Lovely points out her directorial intention in the ombre progression “from the center where the red is, going out, that draws the eye to say, ‘look here first then look around.’ The warmest area is in the center, and the red goes out into the rainbow,” she says painting a word picture about the intended melting pot of the nation.

Poetry and Science
“A society of different colors of the rainbow loving each other,” is pulled together on a canvas, with the personal passion of the artist hidden in literal familiar symbols of love. Lovely submits that the heart of this piece, “is hidden in the sentiment behind the xs and os, or kisses and hugs, representing the culmination of the true goodness of the United States of America.”

To understand the context as well as the symbolism, the viewer must first step back and take in the collection as a whole: Each piece in the collection marries the color palette of the Good & Plenty™ candy brand with a “feel good” approach to paintings and subjects alike. “Good and Lovely” was created to span a variety of imagery and settings the artist considers, “some of the biggest attractors or attractions” presented “in black and white (because opposites attract) with a medium hue of pink.”

The medium (central, mix, middle) hue is a medium (a tool, method, vehicle) – something by which the artist pulls two variant sides together, maintaining, even showcasing their differences yet working as the prismatic ombudsman, melting opposites into a fluid, honeyed blend.

In all the “Good and Lovely” paintings, pink is the officiant at the marriage of black and white.

Throughout the collection, Candace Lovely stays consistent in both theme and palette – painting in colors that pair off against one another from their polar positions as she then intentionally, lovingly introduces a third to bring them together – the attracter.
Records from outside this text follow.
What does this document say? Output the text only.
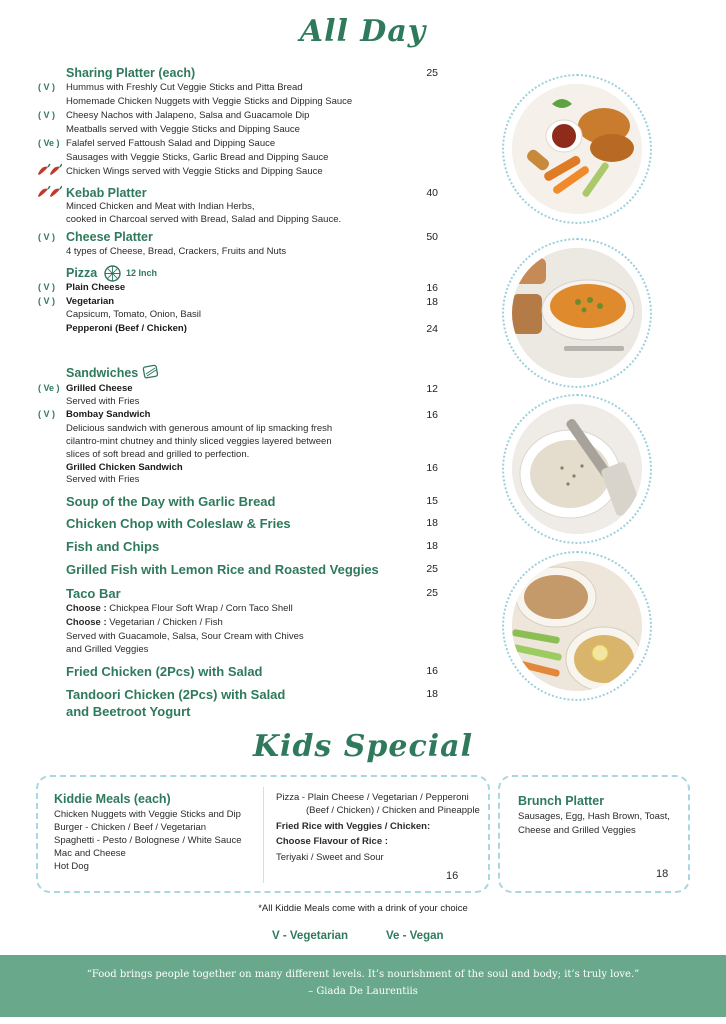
All Day
Sharing Platter (each)	25
( V )	Hummus with Freshly Cut Veggie Sticks and Pitta Bread
Homemade Chicken Nuggets with Veggie Sticks and Dipping Sauce
( V )	Cheesy Nachos with Jalapeno, Salsa and Guacamole Dip
Meatballs served with Veggie Sticks and Dipping Sauce
( Ve ) Falafel served Fattoush Salad and Dipping Sauce
Sausages with Veggie Sticks, Garlic Bread and Dipping Sauce
Chicken Wings served with Veggie Sticks and Dipping Sauce
Kebab Platter	40
Minced Chicken and Meat with Indian Herbs,
cooked in Charcoal served with Bread, Salad and Dipping Sauce.
( V ) Cheese Platter	50
4 types of Cheese, Bread, Crackers, Fruits and Nuts
Pizza	12 Inch
( V )	Plain Cheese	16
( V )	Vegetarian	18
Capsicum, Tomato, Onion, Basil
Pepperoni (Beef / Chicken)	24
Sandwiches
( Ve ) Grilled Cheese	12
Served with Fries
( V )	Bombay Sandwich	16
Delicious sandwich with generous amount of lip smacking fresh
cilantro-mint chutney and thinly sliced veggies layered between
slices of soft bread and grilled to perfection.
Grilled Chicken Sandwich	16
Served with Fries
Soup of the Day with Garlic Bread	15
Chicken Chop with Coleslaw & Fries	18
Fish and Chips	18
Grilled Fish with Lemon Rice and Roasted Veggies	25
Taco Bar	25
Choose : Chickpea Flour Soft Wrap / Corn Taco Shell
Choose : Vegetarian / Chicken / Fish
Served with Guacamole, Salsa, Sour Cream with Chives
and Grilled Veggies
Fried Chicken (2Pcs) with Salad	16
Tandoori Chicken (2Pcs) with Salad
and Beetroot Yogurt
18
Kids Special
Kiddie Meals (each)
Chicken Nuggets with Veggie Sticks and Dip
Burger - Chicken / Beef / Vegetarian
Spaghetti - Pesto / Bolognese / White Sauce
Mac and Cheese
Hot Dog
Pizza - Plain Cheese / Vegetarian / Pepperoni
(Beef / Chicken) / Chicken and Pineapple
Fried Rice with Veggies / Chicken:
Choose Flavour of Rice :
Teriyaki / Sweet and Sour
16
Brunch Platter
Sausages, Egg, Hash Brown, Toast,
Cheese and Grilled Veggies
18
*All Kiddie Meals come with a drink of your choice
V - Vegetarian	Ve - Vegan
“Food brings people together on many different levels. It’s nourishment of the soul and body; it’s truly love.”
– Giada De Laurentiis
She completes this intention by selecting evocative visuals – iconic personalities, evocative symbols, controversial elements, things that make us feel something.

Not just “something,” but what attractions make us feel – pulled in, intrigued, flush, connected. Things that make us feel love – for a place, for others, for something that captures our attention much less heart. Attractions quite simply – whether in life or in this enigmatic collection by an evocative and emotionally inspired classic artist – make us feel “Good and Lovely.”

About the Collection:

“Candace Lovely’s Good and Lovely collection was born of a 2001 gallery show featuring ‘the element of attraction, where each painting tells a story in black and white, with a medium hue of pink,’ according to Lovely. The idea and palette were inspired when she was painting one of her many ‘fair women on the shore’ paintings and noticed the combination of the model’s dark hair, black ribbons on a white dress, black dog, and the pink of the umbrella. ‘It reminded me of Good & Plenty™️ candies and how their bright colors made you feel’ (considering the candies themselves, the colors on the box, and the era that incorporated these colors into pop culture).”